Lawyer and former government insider Peter Magyar speaks to the people at a demonstration he organised in front of the prosecutor general’s office on March 26, 2024 in Budapest, Hungary.

Janos Kummer | Getty Images News | Getty Images

“From being a practically unknown figure just a few months back, [Magyar] is now successfully organizing big-scale demonstrations in Budapest and is dominating the political agenda and the public discourse,” said Zsuzsanna Vegh, a visiting fellow at the German Marshall Fund of the United States, a transatlantic think tank.

Vegh told CNBC that Magyar’s abrupt political breakthrough indicates a large demand for new political leadership in the country.

“He announced the launch of a political movement, and he may try to tap into a mix of disillusioned Fidesz as well as opposition, and importantly, undecided, maybe even apolitical voters,” Vegh said.

‘Unclear if Magyar can maintain his momentum’

Magyar published a recording on Facebook and YouTube of a conversation with Judit Varga — his then wife and Hungary’s justice minister at the time — in which she implies that she knew government officials had doctored evidence in a corruption case during her tenure.

The revelations prompted several thousand citizens to protest near parliament in Budapest on March 26, according to Reuters. The demonstration followed the country’s largest protest in years that took place in early February, when it emerged that former Hungarian President Katalin Novak had issued a pardon to a man imprisoned for covering up a series of child sexual abuses.

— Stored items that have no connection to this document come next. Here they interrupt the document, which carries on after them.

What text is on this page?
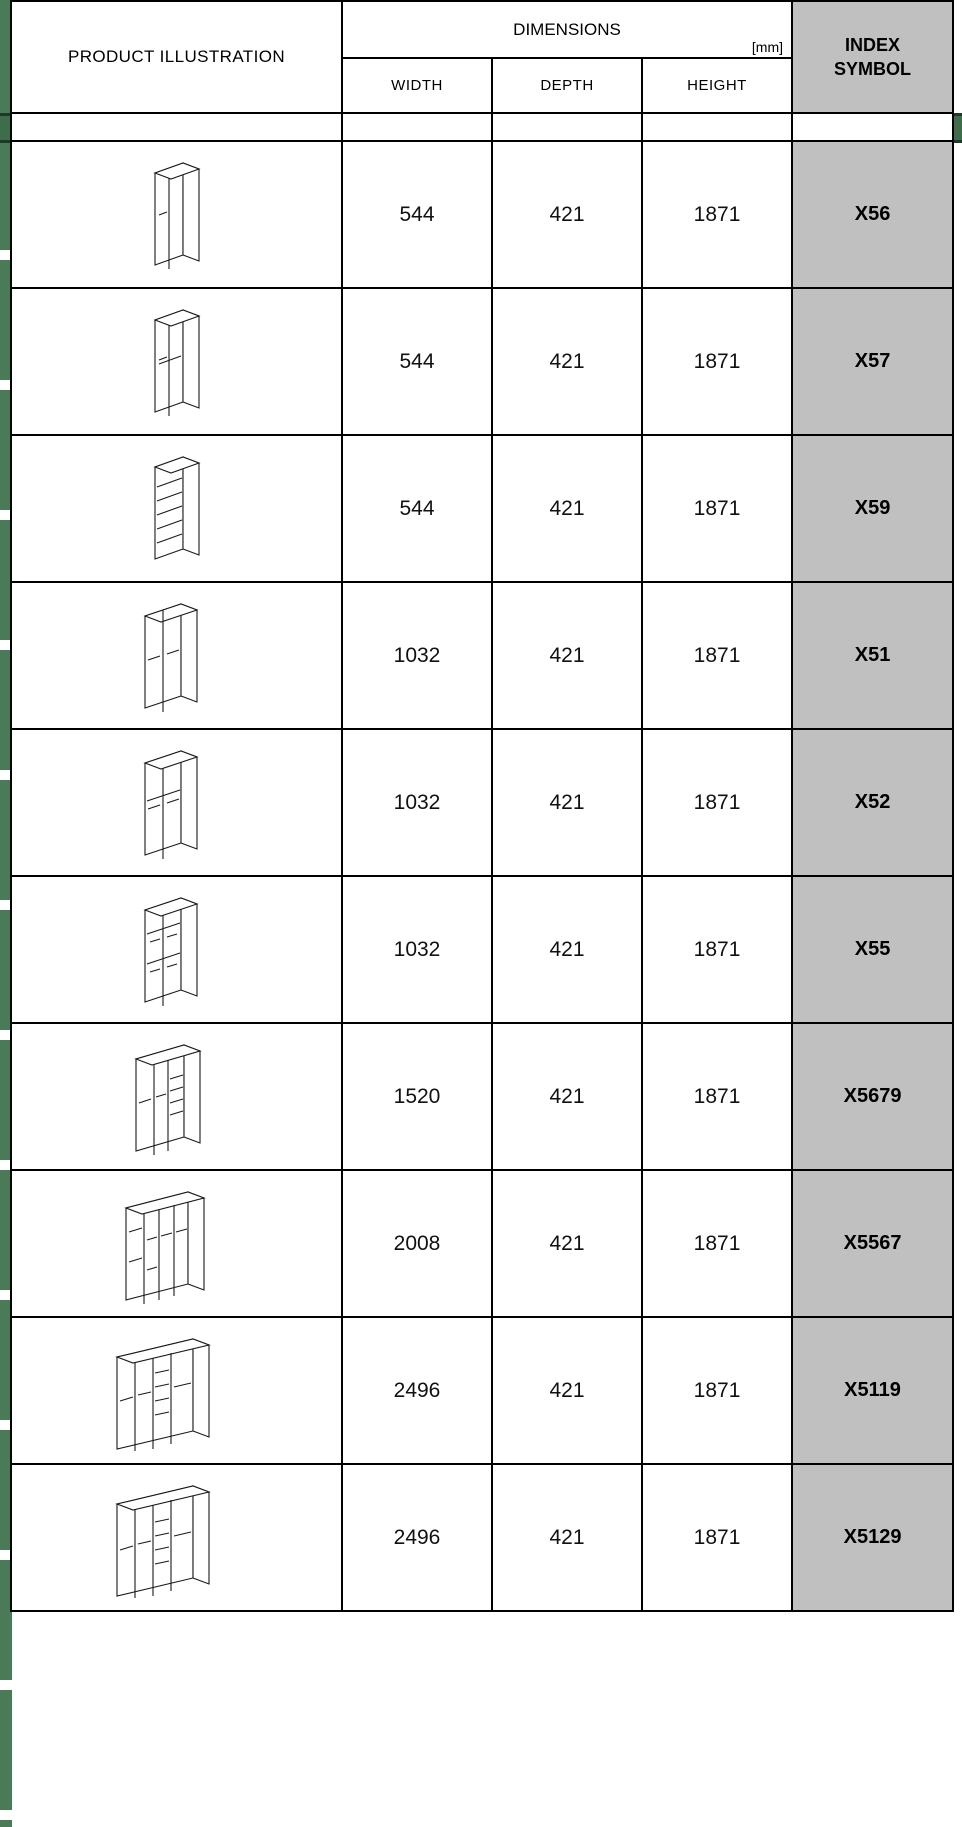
PRODUCT ILLUSTRATION	DIMENSIONS
[mm]	INDEX
SYMBOL

	WIDTH	DEPTH	HEIGHT	

	544	421	1871	X56

	544	421	1871	X57

	544	421	1871	X59

	1032	421	1871	X51

	1032	421	1871	X52

	1032	421	1871	X55

	1520	421	1871	X5679

	2008	421	1871	X5567

	2496	421	1871	X5119

	2496	421	1871	X5129
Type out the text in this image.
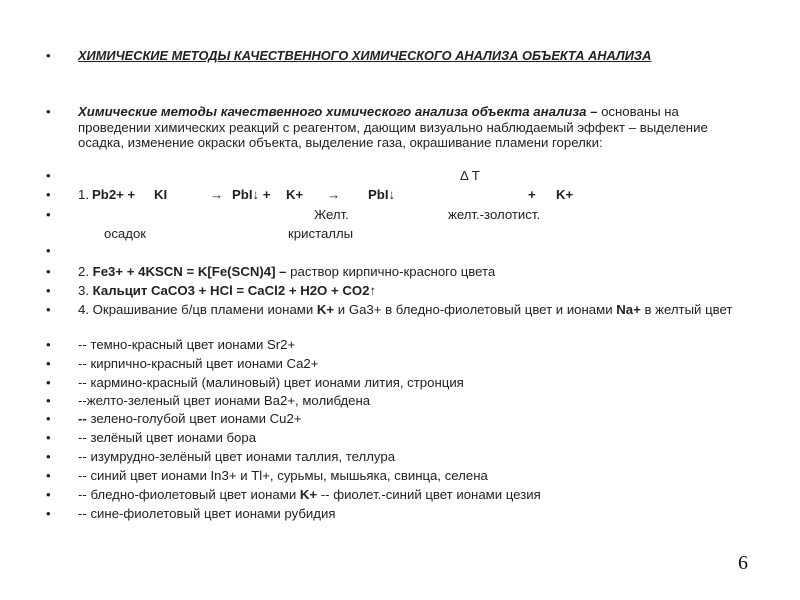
•	ХИМИЧЕСКИЕ МЕТОДЫ КАЧЕСТВЕННОГО ХИМИЧЕСКОГО АНАЛИЗА ОБЪЕКТА АНАЛИЗА
•	Химические методы качественного химического анализа объекта анализа – основаны на проведении химических реакций с реагентом, дающим визуально наблюдаемый эффект – выделение осадка, изменение окраски объекта, выделение газа, окрашивание пламени горелки:
•	Δ T
•	1. Pb2+ + KI	→ PbI↓ + K+ → PbI↓	+ K+
•	Желт.	желт.-золотист.
осадок	кристаллы
•
•	2. Fe3+ + 4KSCN = K[Fe(SCN)4] – раствор кирпично-красного цвета
•	3. Кальцит CaCO3 + HCl = CaCl2 + H2O + CO2↑
•	4. Окрашивание б/цв пламени ионами K+ и Ga3+ в бледно-фиолетовый цвет и ионами Na+ в желтый цвет
•	-- темно-красный цвет ионами Sr2+
•	-- кирпично-красный цвет ионами Ca2+
•	-- кармино-красный (малиновый) цвет ионами лития, стронция
•	--желто-зеленый цвет ионами Ba2+, молибдена
•	-- зелено-голубой цвет ионами Cu2+
•	-- зелёный цвет ионами бора
•	-- изумрудно-зелёный цвет ионами таллия, теллура
•	-- синий цвет ионами In3+ и Tl+, сурьмы, мышьяка, свинца, селена
•	-- бледно-фиолетовый цвет ионами K+ -- фиолет.-синий цвет ионами цезия
•	-- сине-фиолетовый цвет ионами рубидия
6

Orban allies, including Novak and Varga, were forced to resign in the wake of the pardon scandal.

A government spokesperson told CNBC that the situation could be compared to the famous William Shakespeare play, “Much Ado About Nothing.” They added that Magyar’s political intervention had “fallen flat.”

Supporters of Lawyer and former government insider Peter Magyar while he speaks to the people at a demonstration he organised near the Hungarian Parliament on March 26, 2024 in Budapest, Hungary.

Janos Kummer | Getty Images News | Getty Images

In a Facebook post on March 26, Varga accused Magyar of domestic violence during their relationship and claimed she had made the comments under duress. Magyar denied these claims in a separate Facebook post.

Vegh said that Magyar’s political success would largely depend on whether he’s able to sustain the momentum behind him through to Hungary’s parliamentary elections in 2026 — a challenge that analysts at Eurasia Group note is encumbered by the ruling party’s “pervasive” grip over the public media landscape.

“Given these realities, it is unclear if Magyar can maintain his momentum until the European Parliament elections in June unless he continues to make substantive revelations about alleged government wrongdoings,” analysts at Eurasia Group said in a research note published on March 28.

“Moreover, adding another party to the mix of opposition formations might play into Orban’s hands in June’s elections, where parties face a 5% minimum threshold to enter the parliament. Any votes for parties that remain below this threshold will ultimately help Fidesz, potentially allowing the party to increase its share of seats,” they added.